Quién sabe si ella quiso ser lo que nunca fue como yo a veces quiero ser lo
que nunca he sido, como cualquier mortal con fantasías silenciadas. Y que tal
vez todas estas inquietudes nunca las confesó a nadie, porque a pesar de estar
rodeada de mucha gente estaba sola y nadie la hubiese escuchado. Ella fue fatídica
víctima del baladí instinto de poseer su cuerpo, su belleza, su atractivo, pero
jamás pensaron en lo que sentía su corazón, ni comprendieron su dolor, ni
advirtieron su miedo, como tampoco le preguntaron por sus sueños.

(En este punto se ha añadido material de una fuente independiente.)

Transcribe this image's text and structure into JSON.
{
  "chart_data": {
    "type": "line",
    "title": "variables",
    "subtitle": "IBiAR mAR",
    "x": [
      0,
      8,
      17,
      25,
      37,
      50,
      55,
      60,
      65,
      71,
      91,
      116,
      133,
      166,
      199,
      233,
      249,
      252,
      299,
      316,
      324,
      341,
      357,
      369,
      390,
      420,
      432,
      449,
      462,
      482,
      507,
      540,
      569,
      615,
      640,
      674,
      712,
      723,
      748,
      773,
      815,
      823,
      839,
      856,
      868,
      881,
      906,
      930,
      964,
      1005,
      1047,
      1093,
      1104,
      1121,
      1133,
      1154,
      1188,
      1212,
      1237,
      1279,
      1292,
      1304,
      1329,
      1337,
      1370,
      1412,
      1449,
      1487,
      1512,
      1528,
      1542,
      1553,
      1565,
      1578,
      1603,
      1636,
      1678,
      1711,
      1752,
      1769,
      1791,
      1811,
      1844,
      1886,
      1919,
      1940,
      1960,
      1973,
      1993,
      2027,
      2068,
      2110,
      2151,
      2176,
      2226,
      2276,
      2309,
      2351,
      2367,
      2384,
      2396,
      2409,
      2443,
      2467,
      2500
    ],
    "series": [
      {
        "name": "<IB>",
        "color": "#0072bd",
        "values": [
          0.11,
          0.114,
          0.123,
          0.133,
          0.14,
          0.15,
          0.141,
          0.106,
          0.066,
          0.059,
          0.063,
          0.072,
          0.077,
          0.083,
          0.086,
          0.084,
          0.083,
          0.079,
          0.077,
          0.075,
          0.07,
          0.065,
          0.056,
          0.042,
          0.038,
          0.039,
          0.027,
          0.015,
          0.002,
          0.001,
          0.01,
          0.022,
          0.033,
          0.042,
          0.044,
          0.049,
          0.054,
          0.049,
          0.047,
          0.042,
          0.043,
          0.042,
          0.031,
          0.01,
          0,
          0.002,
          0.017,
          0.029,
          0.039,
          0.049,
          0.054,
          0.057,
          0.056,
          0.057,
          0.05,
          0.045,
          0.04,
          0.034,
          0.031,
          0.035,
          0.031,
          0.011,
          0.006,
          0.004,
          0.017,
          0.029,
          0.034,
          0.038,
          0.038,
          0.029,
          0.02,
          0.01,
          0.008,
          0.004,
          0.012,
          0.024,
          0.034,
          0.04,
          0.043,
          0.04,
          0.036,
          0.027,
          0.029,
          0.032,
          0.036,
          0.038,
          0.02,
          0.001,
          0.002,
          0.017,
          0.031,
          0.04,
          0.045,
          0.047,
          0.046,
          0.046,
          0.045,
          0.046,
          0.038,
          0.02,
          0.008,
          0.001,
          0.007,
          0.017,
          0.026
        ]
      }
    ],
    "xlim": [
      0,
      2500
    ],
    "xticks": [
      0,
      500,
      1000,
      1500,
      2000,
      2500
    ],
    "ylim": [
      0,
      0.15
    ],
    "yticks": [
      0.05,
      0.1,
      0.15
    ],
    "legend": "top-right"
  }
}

Demasiado mundo falso a tú alrededor, pura postura, ¿verdad? Demasiadas mentiras, exceso de morbo incontrolable, y tú ahí, en el núcleo del tornado, sin poder defenderte… No pudiste seguir ¿verdad? ¿No confiabas en el destino? ¿Por eso elegiste el camino más fácil? No, perdona, no creo que lo fuese, quizás fue cansancio, sí, te cansaste de esperar y el mundo se volvió oscuro a tu alrededor.
Ahora la que está triste soy yo, y siento una ternura infinita hacia ti y
me gustaría consolarte, como a una buena amiga, por tanto agravio estúpido. ¿Sabes?,
en este instante ya no me apetece reinventar el mundo, voy a colgar mi
presuntuosa aspiración de una percha, como un olvido. Prefiero dialogar
contigo, mi querida Marilyn, escuchar tu historia, aprender de ti, desearte que
allí donde estés, hayas encontrado tus sueños olvidados, les hayas quitado el
polvo del tiempo y por fin sean una realidad.